Oleh : Bahrum
Mahasiswa Fakultas Ekonomi Umpar
Siklus
kehidupan selama kita mengenyam pendidikan di ranah perguruan tinggi alias
bermahasiswa itu berhirarkis tapi unik. Pertama saat dia baru saja diterima
secara resmi dan menjadi Maba (mahasiswa baru), karakter mahasiswa baru itu,
dia belum tahu apa dan masih dalam proses mencari-cari, proses pencariannya itu
lewat berbagai medium, lewat teman dekat yang dikenal, teman sekampung yang
lebih dulu kuliah, keluarga atau lewat senior yang baru dikenal. Pada tahapan
ini juga persoalan akademik menjadi satu- satunya titik pangkal kefokusan dan
menjadi tujuan utamanya, karena itu adalah pesan orang tua tercinta yang
dititipkan kepada anaknya bersama sejumlah harapan yang baik. Ini terjadi dalam
rentang semester 1 dan 2, intinya ialah dalam benaknya tujuan saya masuk kampus
ini ialah kuliah baik-baik, titik
Meranjaklah
sang mahasiswa ini pada rentang berikutnya, yaitu semester 3 atau ketika dia
sudah punya adik angkatan atau istilah sistemisnya adalah junior, si mahasiswa
ini sudah punya junior. Pada persoalan akademik, adem-adem saja, kuliah tetap
lancar dengan tugas yang betumpuk. Buat makalah, kerja kelompok, presentase
menjadi bagian dalam kesehariannya. Nah disini pulalah dia mengenal lebih jauh
yang namanya organisasi kemahasiswaan.
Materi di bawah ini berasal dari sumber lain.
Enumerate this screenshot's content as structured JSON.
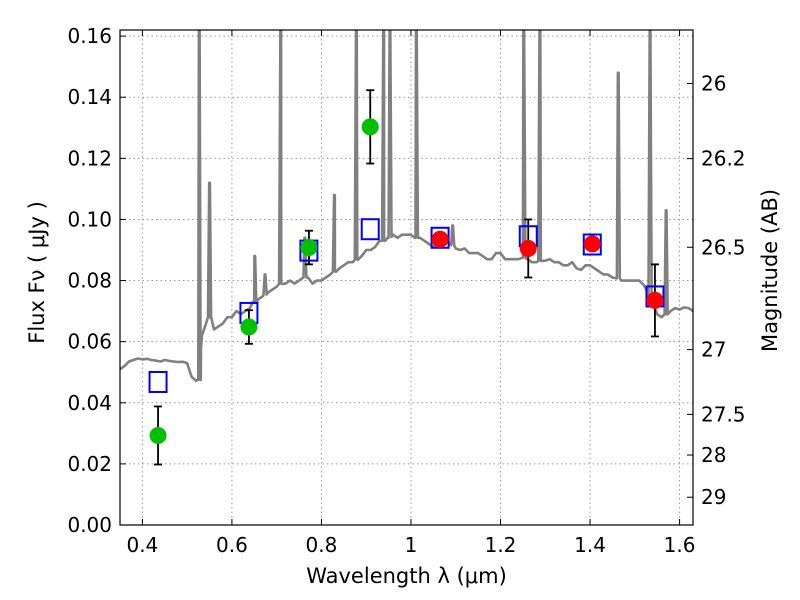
{
  "chart_data": {
    "type": "scatter",
    "xlabel": "Wavelength  λ (μm)",
    "ylabel": "Flux  Fν  ( μJy )",
    "ylabel2": "Magnitude (AB)",
    "xlim": [
      0.35,
      1.63
    ],
    "ylim": [
      0.0,
      0.162
    ],
    "grid": true,
    "x_ticks": [
      0.4,
      0.6,
      0.8,
      1.0,
      1.2,
      1.4,
      1.6
    ],
    "x_tick_labels": [
      "0.4",
      "0.6",
      "0.8",
      "1",
      "1.2",
      "1.4",
      "1.6"
    ],
    "y_ticks": [
      0.0,
      0.02,
      0.04,
      0.06,
      0.08,
      0.1,
      0.12,
      0.14,
      0.16
    ],
    "y_tick_labels": [
      "0.00",
      "0.02",
      "0.04",
      "0.06",
      "0.08",
      "0.10",
      "0.12",
      "0.14",
      "0.16"
    ],
    "y2_ticks": [
      {
        "label": "26",
        "flux": 0.1445
      },
      {
        "label": "26.2",
        "flux": 0.1199
      },
      {
        "label": "26.5",
        "flux": 0.0909
      },
      {
        "label": "27",
        "flux": 0.0574
      },
      {
        "label": "27.5",
        "flux": 0.0362
      },
      {
        "label": "28",
        "flux": 0.0229
      },
      {
        "label": "29",
        "flux": 0.0091
      }
    ],
    "colors": {
      "template": "#808080",
      "model_boxes": "#0000ff",
      "green_points": "#00c000",
      "red_points": "#ff0000",
      "error_bars": "#000000",
      "grid": "#999999"
    },
    "template_spectrum": {
      "name": "",
      "x": [
        0.35,
        0.36,
        0.37,
        0.38,
        0.39,
        0.4,
        0.41,
        0.42,
        0.43,
        0.44,
        0.45,
        0.46,
        0.47,
        0.48,
        0.49,
        0.5,
        0.51,
        0.52,
        0.525,
        0.53,
        0.531,
        0.533,
        0.54,
        0.55,
        0.56,
        0.57,
        0.58,
        0.59,
        0.6,
        0.61,
        0.62,
        0.63,
        0.64,
        0.65,
        0.66,
        0.67,
        0.68,
        0.69,
        0.7,
        0.71,
        0.72,
        0.73,
        0.74,
        0.75,
        0.76,
        0.77,
        0.78,
        0.79,
        0.8,
        0.81,
        0.82,
        0.83,
        0.84,
        0.85,
        0.86,
        0.87,
        0.88,
        0.89,
        0.9,
        0.91,
        0.92,
        0.93,
        0.94,
        0.95,
        0.96,
        0.97,
        0.98,
        0.99,
        1.0,
        1.01,
        1.02,
        1.03,
        1.04,
        1.05,
        1.06,
        1.07,
        1.08,
        1.09,
        1.1,
        1.11,
        1.12,
        1.13,
        1.14,
        1.15,
        1.16,
        1.17,
        1.18,
        1.19,
        1.2,
        1.21,
        1.22,
        1.23,
        1.24,
        1.25,
        1.26,
        1.27,
        1.28,
        1.29,
        1.3,
        1.31,
        1.32,
        1.33,
        1.34,
        1.35,
        1.36,
        1.37,
        1.38,
        1.39,
        1.4,
        1.41,
        1.42,
        1.43,
        1.44,
        1.45,
        1.46,
        1.47,
        1.48,
        1.49,
        1.5,
        1.51,
        1.52,
        1.53,
        1.54,
        1.55,
        1.56,
        1.57,
        1.58,
        1.59,
        1.6,
        1.61,
        1.62,
        1.63
      ],
      "y": [
        0.051,
        0.052,
        0.0535,
        0.054,
        0.0545,
        0.0542,
        0.0544,
        0.054,
        0.0538,
        0.0535,
        0.054,
        0.0537,
        0.0535,
        0.0533,
        0.0534,
        0.053,
        0.0485,
        0.0472,
        0.0475,
        0.0475,
        0.058,
        0.062,
        0.065,
        0.068,
        0.064,
        0.065,
        0.066,
        0.068,
        0.068,
        0.07,
        0.069,
        0.07,
        0.071,
        0.073,
        0.074,
        0.075,
        0.076,
        0.077,
        0.078,
        0.079,
        0.079,
        0.08,
        0.079,
        0.08,
        0.081,
        0.081,
        0.079,
        0.08,
        0.08,
        0.081,
        0.082,
        0.083,
        0.084,
        0.085,
        0.086,
        0.086,
        0.087,
        0.088,
        0.09,
        0.09,
        0.091,
        0.093,
        0.093,
        0.094,
        0.095,
        0.094,
        0.095,
        0.095,
        0.095,
        0.094,
        0.094,
        0.093,
        0.092,
        0.091,
        0.0935,
        0.0935,
        0.093,
        0.092,
        0.0905,
        0.09,
        0.0905,
        0.089,
        0.089,
        0.089,
        0.088,
        0.087,
        0.087,
        0.089,
        0.089,
        0.087,
        0.087,
        0.087,
        0.087,
        0.0875,
        0.087,
        0.086,
        0.086,
        0.0865,
        0.0865,
        0.087,
        0.086,
        0.086,
        0.085,
        0.085,
        0.086,
        0.084,
        0.0835,
        0.085,
        0.085,
        0.084,
        0.083,
        0.082,
        0.082,
        0.081,
        0.081,
        0.08,
        0.08,
        0.08,
        0.08,
        0.08,
        0.0785,
        0.076,
        0.073,
        0.069,
        0.068,
        0.069,
        0.07,
        0.071,
        0.0705,
        0.0712,
        0.071,
        0.07
      ],
      "emission_lines": [
        {
          "x": 0.527,
          "peak": 0.17
        },
        {
          "x": 0.55,
          "peak": 0.112
        },
        {
          "x": 0.651,
          "peak": 0.088
        },
        {
          "x": 0.674,
          "peak": 0.082
        },
        {
          "x": 0.709,
          "peak": 0.17
        },
        {
          "x": 0.763,
          "peak": 0.094
        },
        {
          "x": 0.829,
          "peak": 0.108
        },
        {
          "x": 0.878,
          "peak": 0.17
        },
        {
          "x": 0.939,
          "peak": 0.17
        },
        {
          "x": 0.953,
          "peak": 0.17
        },
        {
          "x": 1.012,
          "peak": 0.17
        },
        {
          "x": 1.093,
          "peak": 0.098
        },
        {
          "x": 1.252,
          "peak": 0.17
        },
        {
          "x": 1.288,
          "peak": 0.17
        },
        {
          "x": 1.463,
          "peak": 0.148
        },
        {
          "x": 1.534,
          "peak": 0.17
        },
        {
          "x": 1.57,
          "peak": 0.103
        }
      ]
    },
    "model_boxes": {
      "name": "",
      "x": [
        0.435,
        0.638,
        0.772,
        0.909,
        1.065,
        1.262,
        1.405,
        1.545
      ],
      "y": [
        0.0468,
        0.0694,
        0.0898,
        0.0968,
        0.094,
        0.0945,
        0.0918,
        0.0748
      ]
    },
    "green_points": {
      "name": "",
      "x": [
        0.435,
        0.638,
        0.772,
        0.909
      ],
      "y": [
        0.0293,
        0.0648,
        0.0908,
        0.1303
      ],
      "yerr": [
        0.0095,
        0.0055,
        0.0055,
        0.012
      ]
    },
    "red_points": {
      "name": "",
      "x": [
        1.065,
        1.262,
        1.405,
        1.545
      ],
      "y": [
        0.0935,
        0.0905,
        0.092,
        0.0735
      ],
      "yerr": [
        0,
        0.0095,
        0,
        0.0118
      ]
    }
  }
}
Ormawa ini ialah kumpulan orang-orang yang
satu visi membesarkan organisasi dengan berbagai agenda.
Sudah bnyak
lembaga mahasiswa yang menampakkan dirinya pada mahasiswa ini, entah itu
pemberihatuan teman ataukah dia melihat dan mencari sendiri ormawa itu. Dan dia
memutuskan untuk mengikuti salah satu ormawa yang menurutnya menarik dan sesuai
keinginan hatinya. Alasan bergabunnya berbagai macam, mulai dari ingin menambah
wawasan, memperbanyak teman, mencari jaringan untuk keperluan kedepan, sampai
pada modus mencari pacar dan ada juga yang benar ingin mencari pasangan hidup.
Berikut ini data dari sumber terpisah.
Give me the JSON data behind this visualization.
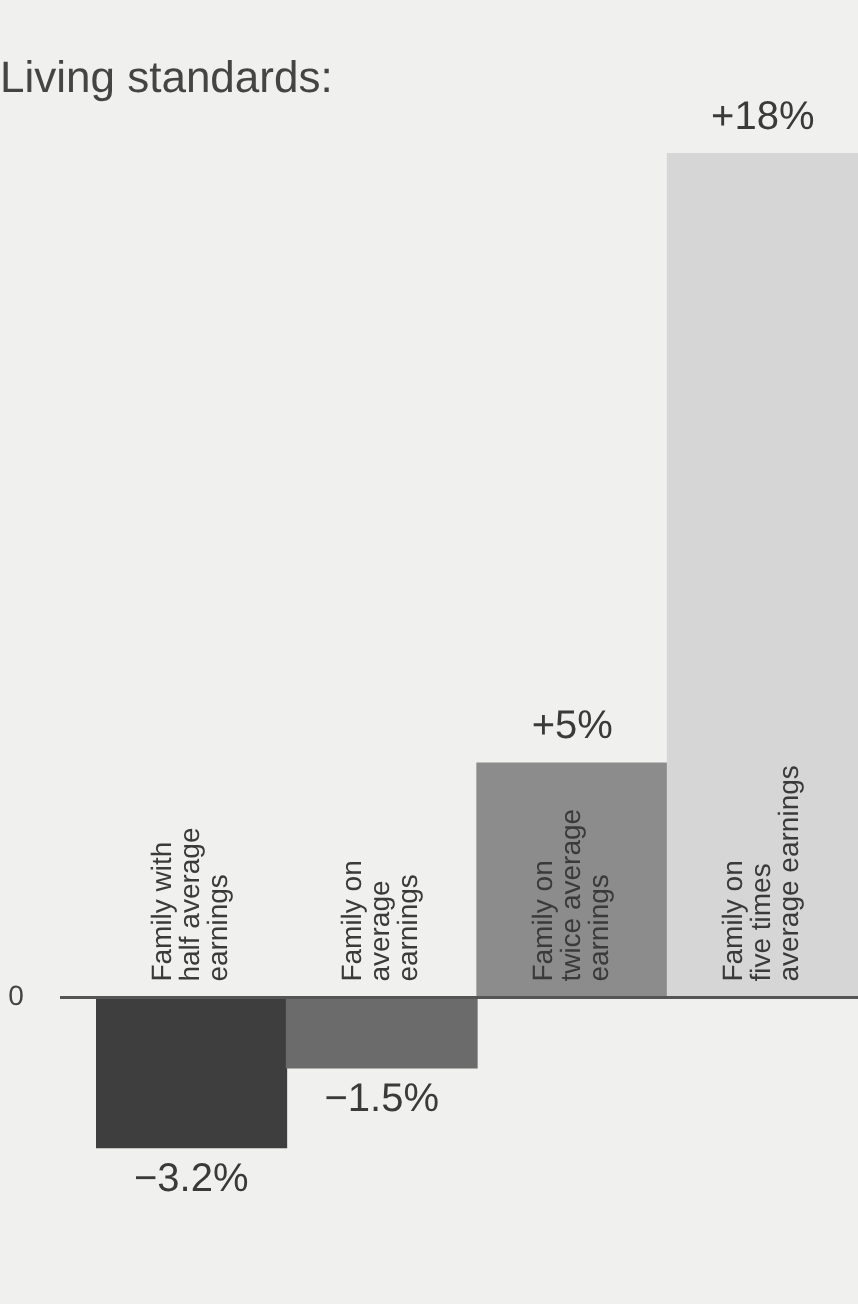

Dan pada saat inilah dia mengalami tingkat dilematis pertama, dimana biasa ada
benturan antara agenda organisasi, tugas dan kuliah. Ada yang mampu
mengelolahnya dengan baik, tapi tentu dengan mental dan tenaga eksra. Ada juga
yang kelabakan mengelolahnya, sehingga ada salah saru yang terbengkalai dan
harus dikorbankan. Dan yang mengaku dirnya aktivis, dia memilih mengorbankan
kuliahnya dengan alasan agenda keummatan lebih penting di banding kuliah,
"asbabun nuzulnya" fenomena sepeti ini ialah doktrin "agent of change" yang
didpatinya di forum pengkaderan lembaga mahasiswa yang ia gandrungi.
Beranjaklah,
mahasiswa ini ke siklus berikutnya. Di semester-semeter pertengahan, 4, 5, dan
6. Mulailah dia sibuk-sibuk mengaktualisasi diri lewat kelembagaan. Ini di
ekspresikan dengan berbagai cara. Aktif dalam agenda organiasi mulai dari
menjabat kepanitiaan, menjadi pengurus dan menjadi pengarah atau dalam bahasa
canggihnya jadi steering commitee. Aktif mengelola wacana-wacana kekinian
dengan metode diskursus dan kajian. Sangat sigap menjemput isu-isu lokal,
regional, nasional smpai internasional yang dalam perenungan mereka apabila
terdpat kesenjangan, ketidakjelasan, ketidakadilan atau kebijakan itu merugikan
orang banyak wajib untuk diusut lebih lanjut yang berujung pada penuntutan. Demo
dan aksi menurutnya adalah upaya mengekspresikan kritikan dan upaya perlawanan.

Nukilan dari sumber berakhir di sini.